The IDEAS Productivity project, in partnership with the DOE Computing Facilities of the ALCF, OLCF, and NERSC and the DOE Exascale Computing Project (ECP) has resumed the webinar series on Best Practices for HPC Software Developers, which we began in 2016.

As part of this series, we offer one-hour webinars on topics in scientific software development and high-performance computing, approximately once a month. The next webinar is titled Tools and Techniques for Floating-Point Analysis, and will be presented by Ignacio Laguna (Lawrence Livermore National Laboratory). The webinar will take place on Wednesday, October 16, 2019 at 1:00 pm ET.

Abstract:

Scientific software is central to the practice of research computing. While software is widely used in many science and engineering disciplines to simulate real-world phenomena, developing accurate and reliable scientific software is notoriously difficult. One of the most serious difficulties comes from dealing with floating-point arithmetic to perform numerical computations. Round-off errors occur and accumulate at all levels of computation, while compiler optimizations and low-precision arithmetic can significantly affect the final computational results.
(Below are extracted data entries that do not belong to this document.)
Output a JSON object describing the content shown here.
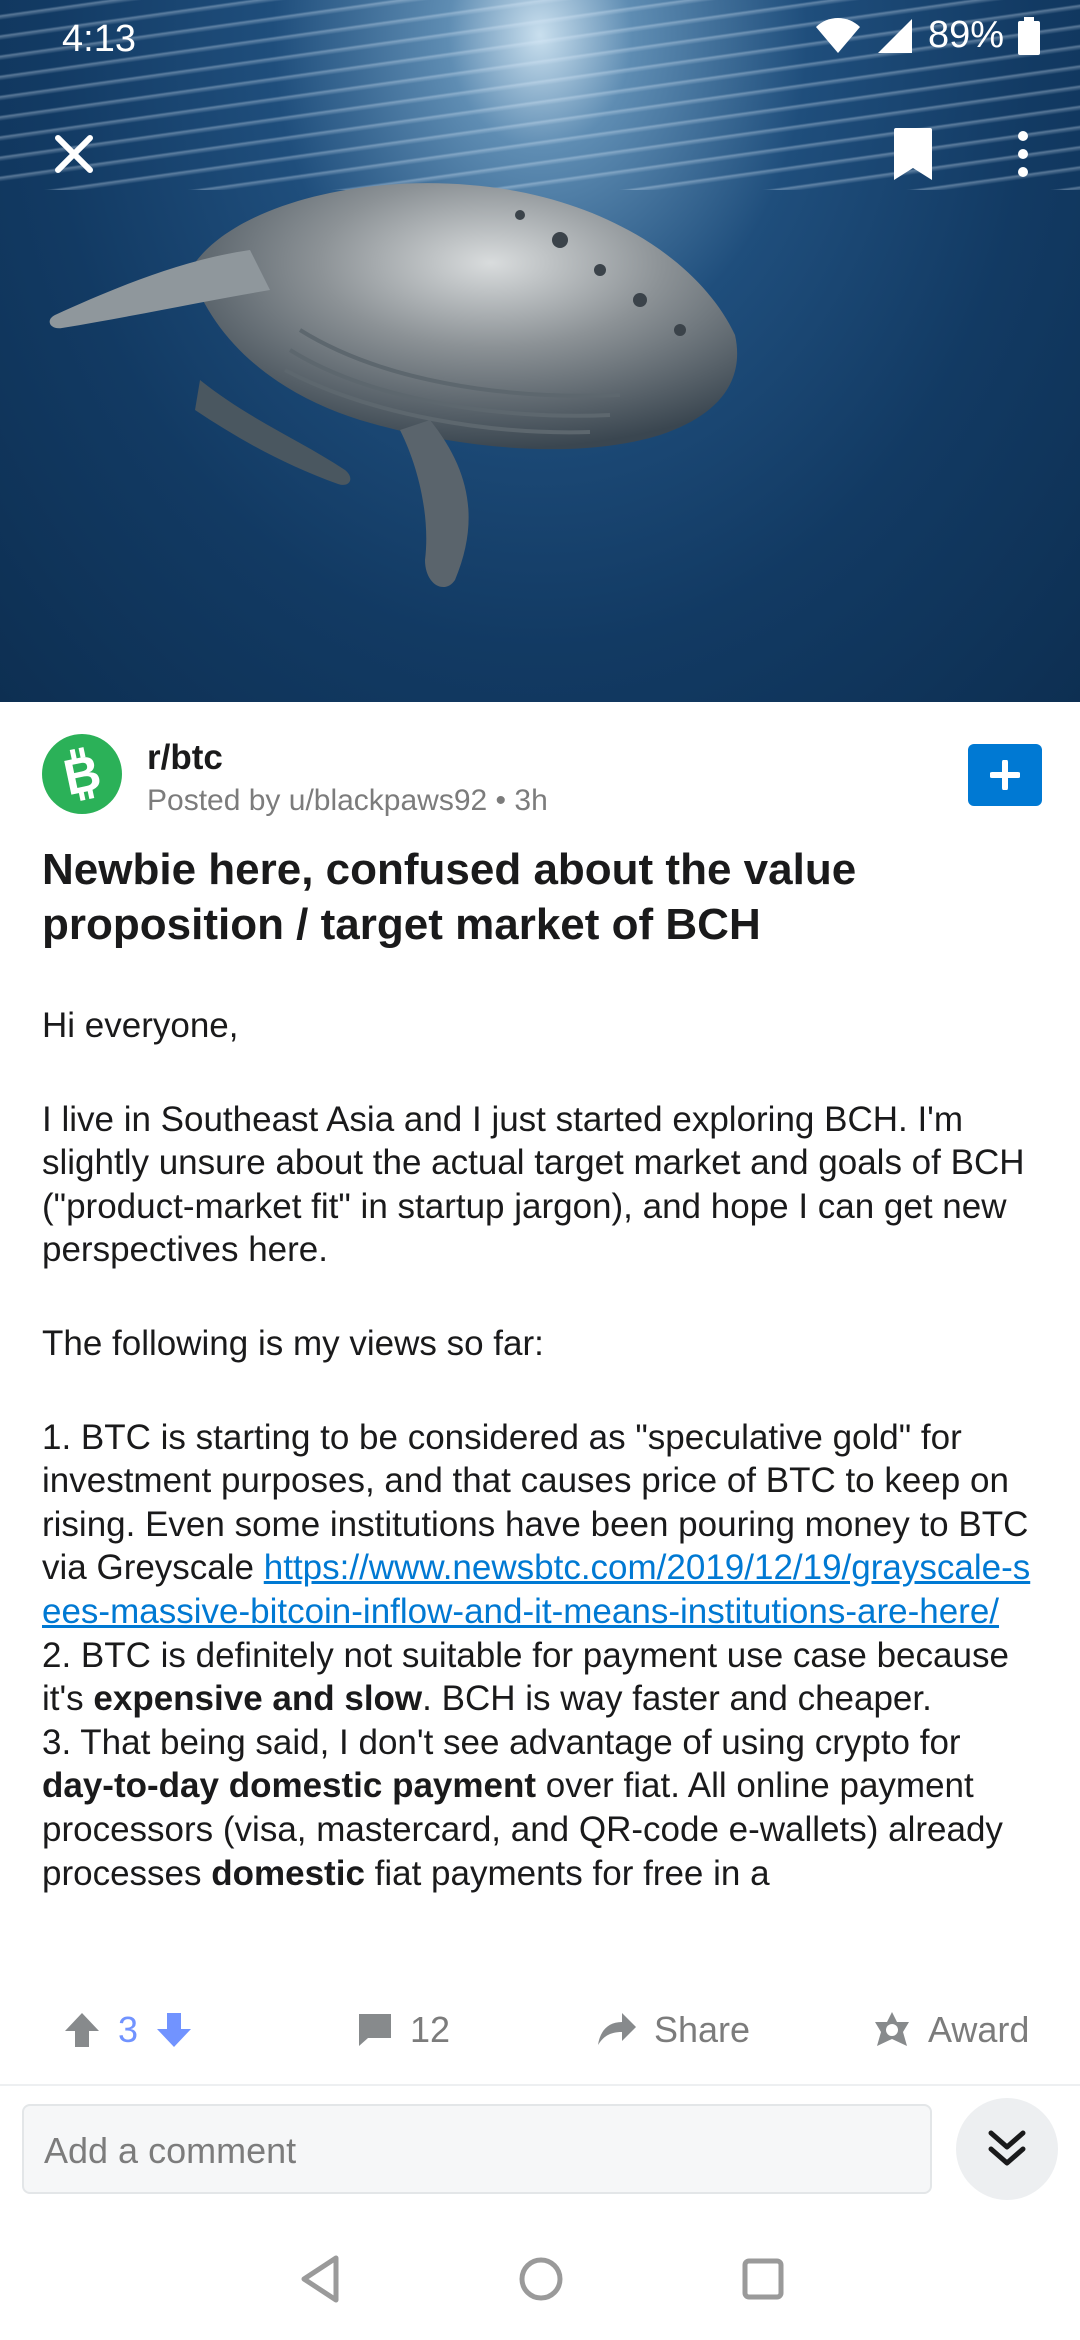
{
  "status_bar": {
    "time": "4:13",
    "battery": "89%"
  },
  "header": {
    "close_icon": "close-icon",
    "bookmark_icon": "bookmark-icon",
    "more_icon": "more-vertical-icon"
  },
  "post": {
    "subreddit": "r/btc",
    "posted_by": "Posted by u/blackpaws92 • 3h",
    "title": "Newbie here, confused about the value proposition / target market of BCH",
    "p1": "Hi everyone,",
    "p2": "I live in Southeast Asia and I just started exploring BCH. I'm slightly unsure about the actual target market and goals of BCH (\"product-market fit\" in startup jargon), and hope I can get new perspectives here.",
    "p3": "The following is my views so far:",
    "item1_text": "1. BTC is starting to be considered as \"speculative gold\" for investment purposes, and that causes price of BTC to keep on rising. Even some institutions have been pouring money to BTC via Greyscale ",
    "item1_link": "https://www.newsbtc.com/2019/12/19/grayscale-sees-massive-bitcoin-inflow-and-it-means-institutions-are-here/",
    "item2_a": "2. BTC is definitely not suitable for payment use case because it's ",
    "item2_bold": "expensive and slow",
    "item2_b": ". BCH is way faster and cheaper.",
    "item3_a": "3. That being said, I don't see advantage of using crypto for ",
    "item3_bold": "day-to-day domestic payment",
    "item3_b": " over fiat. All online payment processors (visa, mastercard, and QR-code e-wallets) already processes ",
    "item3_bold2": "domestic",
    "item3_c": " fiat payments for free in a"
  },
  "actions": {
    "score": "3",
    "comments": "12",
    "share": "Share",
    "award": "Award"
  },
  "comment": {
    "placeholder": "Add a comment"
  },
  "colors": {
    "accent": "#0079d3",
    "subreddit_icon": "#2bb158",
    "muted": "#7c7c7c"
  }
}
With accelerators such as GPUs dominating high-performance computing systems, computational scientists are faced with even bigger challenges, given that ensuring numerical reproducibility in these systems poses a very difficult problem. This webinar provides highlights from a half-day tutorial discussing tools that are available today to analyze floating-point scientific software. We focus on tools that allow programmers to get insight about how different aspects of floating-point arithmetic affect their code and how to fix potential bugs.